Wasn’t God, whoever or wherever He was, supposed to be the only light?

And people were just . . . people.

Black and White.

Or at least Red, Blue, Green and Yellow.

In future times when life is full of sadness,

I’ll dream of school and friends and days of gladness

I’ll see our motto set in flaming colours

“With God for God”, bought forth our best endeavour

With courage then must I face life anew

Remembering always God will see me through

These happy thoughts will banish every pain

And once again Ill sing the old refrain . . .

No, it’s not sad. It’s likable. It’s not the same old black and white. It’s a grey in different hues. It’s ugly, it’s pretty and something in between.

What is this it?

College, of course.

As a friend said, college is indeed another school, And you never stop learning.

Happiness is a relative term really, so are friends, but what the hell?

The dreams she dreamt back there, are a reality down here.

God, she’s found within herself, and in God, she trusts.

Then there are actions without thought, and thoughts without action.

 It’s getting hard to be someone but it all works out

It doesn’t matter much to me

 Back home that day, her uniform in the attic is sitting all prim and proper on the dusty top shelf. It really wouldn’t have hurt to allow them to spray colour all over it that holi, she figures.

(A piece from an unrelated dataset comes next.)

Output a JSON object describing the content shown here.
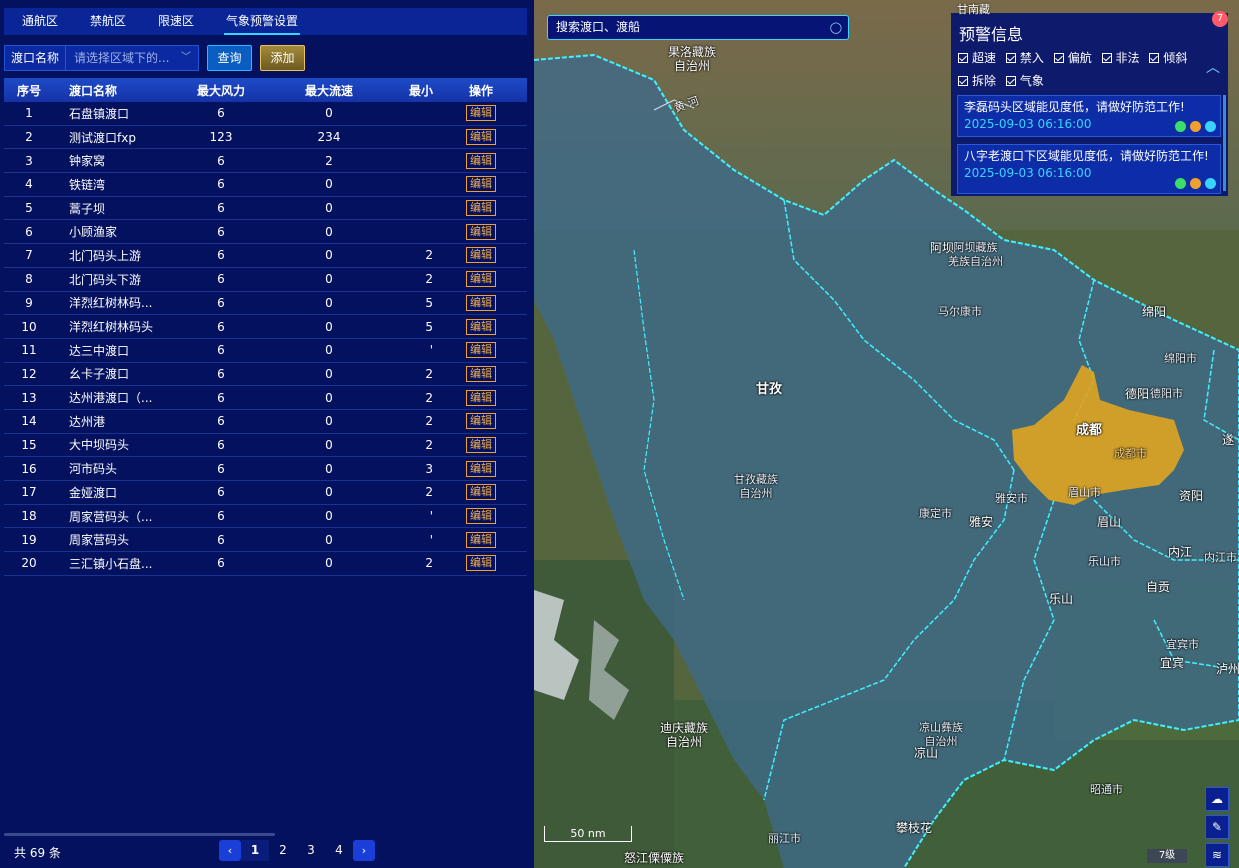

Alma Mater, and the 12 years spent in her overprotective, albeit loving care shall never be forgotten, etched as a part of her forever.

After all, it was there that she climbed her first step, to the nursery class on the ground floor; it was there that she was picked up by a kindly nun, when she fell down and bruised her knee; and it was there that she learned the primary colors; red , blue and yellow.